Biz, İBDA'nın bir cephesi Baran Dergisi olarak, Necip Fazıl ve Salih Mirzabeyoğlu’nun ortaya koyduğu Başyücelik Nizamı'na inanmaktayız; Kemalizm-Ergenekon ve CHP ile ilgimiz olmadığı gibi, Liberalizm-Ilımlı İslâm ve AKP ile de bir ilgimiz yoktur.

Zaman zaman siyâsî tavırlarımız ve taktik desteklerimiz olsa bile, (Referandumda AKP'yi desteklemek gibi)  hiçbir partinin, hiçbir yapılanmanın adamı değiliz; BÜYÜK DOĞU-İBDA fikriyatının hizmetkârıyız ve İBDA cephelerinin adamıyız.

Batıcı sisteme karşıyız ve gerek Ergenekon ve CHP 'nin ve gerekse demokrat muhafazakar AKP'nin Batıcı çizgideki tavır ve siyasetlerini reddediyoruz.

Gelişen siyâsî olaylarda ise İslâmın faydasını gözeterek o anki şartlara göre tavır alırız. Hatalı yayınlarımız ise, İBDA'nın değil, kendi cephe faaliyetimizindir. 2007-2008 yıllarında, Ergenekoncuların Batı karşıtı ve millici oldukları zannıyla Ergenekon operasyonları aleyhindeki yorumlarımızı da, "bir ilmin yanlışı müntehasında belli olur" hikmetince bilahere görüp düzelttiğimizi de belirtelim. Bu hataya "zann" değil, vehim ve hayal de diyebiliriz.

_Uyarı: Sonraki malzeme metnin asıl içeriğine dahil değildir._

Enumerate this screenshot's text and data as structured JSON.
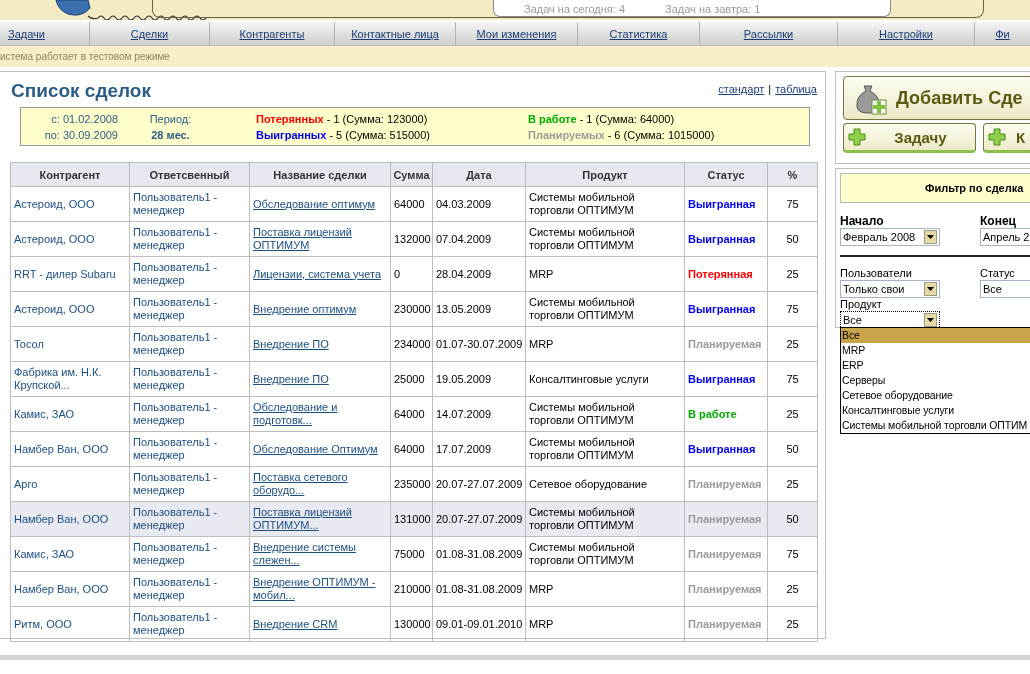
{
  "header": {
    "tasks_today": "Задач на сегодня: 4",
    "tasks_tomorrow": "Задач на завтра: 1"
  },
  "nav": [
    {
      "label": "Задачи"
    },
    {
      "label": "Сделки"
    },
    {
      "label": "Контрагенты"
    },
    {
      "label": "Контактные лица"
    },
    {
      "label": "Мои изменения"
    },
    {
      "label": "Статистика"
    },
    {
      "label": "Рассылки"
    },
    {
      "label": "Настройки"
    },
    {
      "label": "Фи"
    }
  ],
  "notice": "истема работает в тестовом режиме",
  "deals": {
    "title": "Список сделок",
    "view_links": [
      "стандарт",
      "таблица"
    ],
    "view_separator": "|",
    "summary": {
      "from": "с: 01.02.2008",
      "to": "по: 30.09.2009",
      "period_label": "Период:",
      "period_value": "28 мес.",
      "stats": [
        {
          "kind": "lost",
          "label": "Потерянных",
          "text": " - 1 (Сумма: 123000)"
        },
        {
          "kind": "in_progress",
          "label": "В работе",
          "text": " - 1 (Сумма: 64000)"
        },
        {
          "kind": "won",
          "label": "Выигранных",
          "text": " - 5 (Сумма: 515000)"
        },
        {
          "kind": "planned",
          "label": "Планируемых",
          "text": " - 6 (Сумма: 1015000)"
        }
      ]
    },
    "table": {
      "columns": [
        "Контрагент",
        "Ответсвенный",
        "Название сделки",
        "Сумма",
        "Дата",
        "Продукт",
        "Статус",
        "%"
      ],
      "rows": [
        {
          "counterparty": "Астероид, ООО",
          "owner": "Пользователь1 - менеджер",
          "deal": "Обследование оптимум",
          "sum": "64000",
          "date": "04.03.2009",
          "product": "Системы мобильной торговли ОПТИМУМ",
          "status": {
            "kind": "won",
            "label": "Выигранная"
          },
          "percent": "75",
          "selected": false
        },
        {
          "counterparty": "Астероид, ООО",
          "owner": "Пользователь1 - менеджер",
          "deal": "Поставка лицензий ОПТИМУМ",
          "sum": "132000",
          "date": "07.04.2009",
          "product": "Системы мобильной торговли ОПТИМУМ",
          "status": {
            "kind": "won",
            "label": "Выигранная"
          },
          "percent": "50",
          "selected": false
        },
        {
          "counterparty": "RRT - дилер Subaru",
          "owner": "Пользователь1 - менеджер",
          "deal": "Лицензии, система учета",
          "sum": "0",
          "date": "28.04.2009",
          "product": "MRP",
          "status": {
            "kind": "lost",
            "label": "Потерянная"
          },
          "percent": "25",
          "selected": false
        },
        {
          "counterparty": "Астероид, ООО",
          "owner": "Пользователь1 - менеджер",
          "deal": "Внедрение оптимум",
          "sum": "230000",
          "date": "13.05.2009",
          "product": "Системы мобильной торговли ОПТИМУМ",
          "status": {
            "kind": "won",
            "label": "Выигранная"
          },
          "percent": "75",
          "selected": false
        },
        {
          "counterparty": "Тосол",
          "owner": "Пользователь1 - менеджер",
          "deal": "Внедрение ПО",
          "sum": "234000",
          "date": "01.07-30.07.2009",
          "product": "MRP",
          "status": {
            "kind": "planned",
            "label": "Планируемая"
          },
          "percent": "25",
          "selected": false
        },
        {
          "counterparty": "Фабрика им. Н.К. Крупской...",
          "owner": "Пользователь1 - менеджер",
          "deal": "Внедрение ПО",
          "sum": "25000",
          "date": "19.05.2009",
          "product": "Консалтинговые услуги",
          "status": {
            "kind": "won",
            "label": "Выигранная"
          },
          "percent": "75",
          "selected": false
        },
        {
          "counterparty": "Камис, ЗАО",
          "owner": "Пользователь1 - менеджер",
          "deal": "Обследование и подготовк...",
          "sum": "64000",
          "date": "14.07.2009",
          "product": "Системы мобильной торговли ОПТИМУМ",
          "status": {
            "kind": "in_progress",
            "label": "В работе"
          },
          "percent": "25",
          "selected": false
        },
        {
          "counterparty": "Намбер Ван, ООО",
          "owner": "Пользователь1 - менеджер",
          "deal": "Обследование Оптимум",
          "sum": "64000",
          "date": "17.07.2009",
          "product": "Системы мобильной торговли ОПТИМУМ",
          "status": {
            "kind": "won",
            "label": "Выигранная"
          },
          "percent": "50",
          "selected": false
        },
        {
          "counterparty": "Арго",
          "owner": "Пользователь1 - менеджер",
          "deal": "Поставка сетевого оборудо...",
          "sum": "235000",
          "date": "20.07-27.07.2009",
          "product": "Сетевое оборудование",
          "status": {
            "kind": "planned",
            "label": "Планируемая"
          },
          "percent": "25",
          "selected": false
        },
        {
          "counterparty": "Намбер Ван, ООО",
          "owner": "Пользователь1 - менеджер",
          "deal": "Поставка лицензий ОПТИМУМ...",
          "sum": "131000",
          "date": "20.07-27.07.2009",
          "product": "Системы мобильной торговли ОПТИМУМ",
          "status": {
            "kind": "planned",
            "label": "Планируемая"
          },
          "percent": "50",
          "selected": true
        },
        {
          "counterparty": "Камис, ЗАО",
          "owner": "Пользователь1 - менеджер",
          "deal": "Внедрение системы слежен...",
          "sum": "75000",
          "date": "01.08-31.08.2009",
          "product": "Системы мобильной торговли ОПТИМУМ",
          "status": {
            "kind": "planned",
            "label": "Планируемая"
          },
          "percent": "75",
          "selected": false
        },
        {
          "counterparty": "Намбер Ван, ООО",
          "owner": "Пользователь1 - менеджер",
          "deal": "Внедрение ОПТИМУМ - мобил...",
          "sum": "210000",
          "date": "01.08-31.08.2009",
          "product": "MRP",
          "status": {
            "kind": "planned",
            "label": "Планируемая"
          },
          "percent": "25",
          "selected": false
        },
        {
          "counterparty": "Ритм, ООО",
          "owner": "Пользователь1 - менеджер",
          "deal": "Внедрение CRM",
          "sum": "130000",
          "date": "09.01-09.01.2010",
          "product": "MRP",
          "status": {
            "kind": "planned",
            "label": "Планируемая"
          },
          "percent": "25",
          "selected": false
        }
      ]
    }
  },
  "sidebar": {
    "add_deal_button": "Добавить Сде",
    "quick_buttons": [
      "Задачу",
      "К"
    ],
    "filter": {
      "title": "Фильтр по сделка",
      "period": [
        {
          "label": "Начало",
          "value": "Февраль 2008"
        },
        {
          "label": "Конец",
          "value": "Апрель 2"
        }
      ],
      "users": {
        "label": "Пользователи",
        "value": "Только свои"
      },
      "status": {
        "label": "Статус",
        "value": "Все"
      },
      "product": {
        "label": "Продукт",
        "value": "Все",
        "expanded": true,
        "options": [
          {
            "label": "Все",
            "selected": true
          },
          {
            "label": "MRP",
            "selected": false
          },
          {
            "label": "ERP",
            "selected": false
          },
          {
            "label": "Серверы",
            "selected": false
          },
          {
            "label": "Сетевое оборудование",
            "selected": false
          },
          {
            "label": "Консалтинговые услуги",
            "selected": false
          },
          {
            "label": "Системы мобильной торговли ОПТИМ",
            "selected": false
          }
        ]
      }
    }
  }
}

Ergenekoncuların bu cezaları hakettiğini düşünüyoruz ve bu süreçte geri adım atılmamasını doğru buluyoruz.Fakat şunu yüksek sesle ve bilhassa AKP kurmaylarına haykırmak durumundayız: Darbecilerle hesaplaşıyorsunuz ama darbecilerin içeri tıktığı ve brifingli yargının ceza verdiği Salih Mirzabeyoğlu'nu (11 yılı sizin iktidarınızda olmak üzere) 15 yıldır içeride tutuyorsunuz ve 28 Şubat yargı kararlarının yürürlükte kalmasını sağlıyorsunuz.

Muktedir olduğunuzu, paşaları içeri tıkarak gösterdiniz ama, Salih Mirzabeyoğlu davası mevzu olunca niçin muktedir olamıyor sunuz?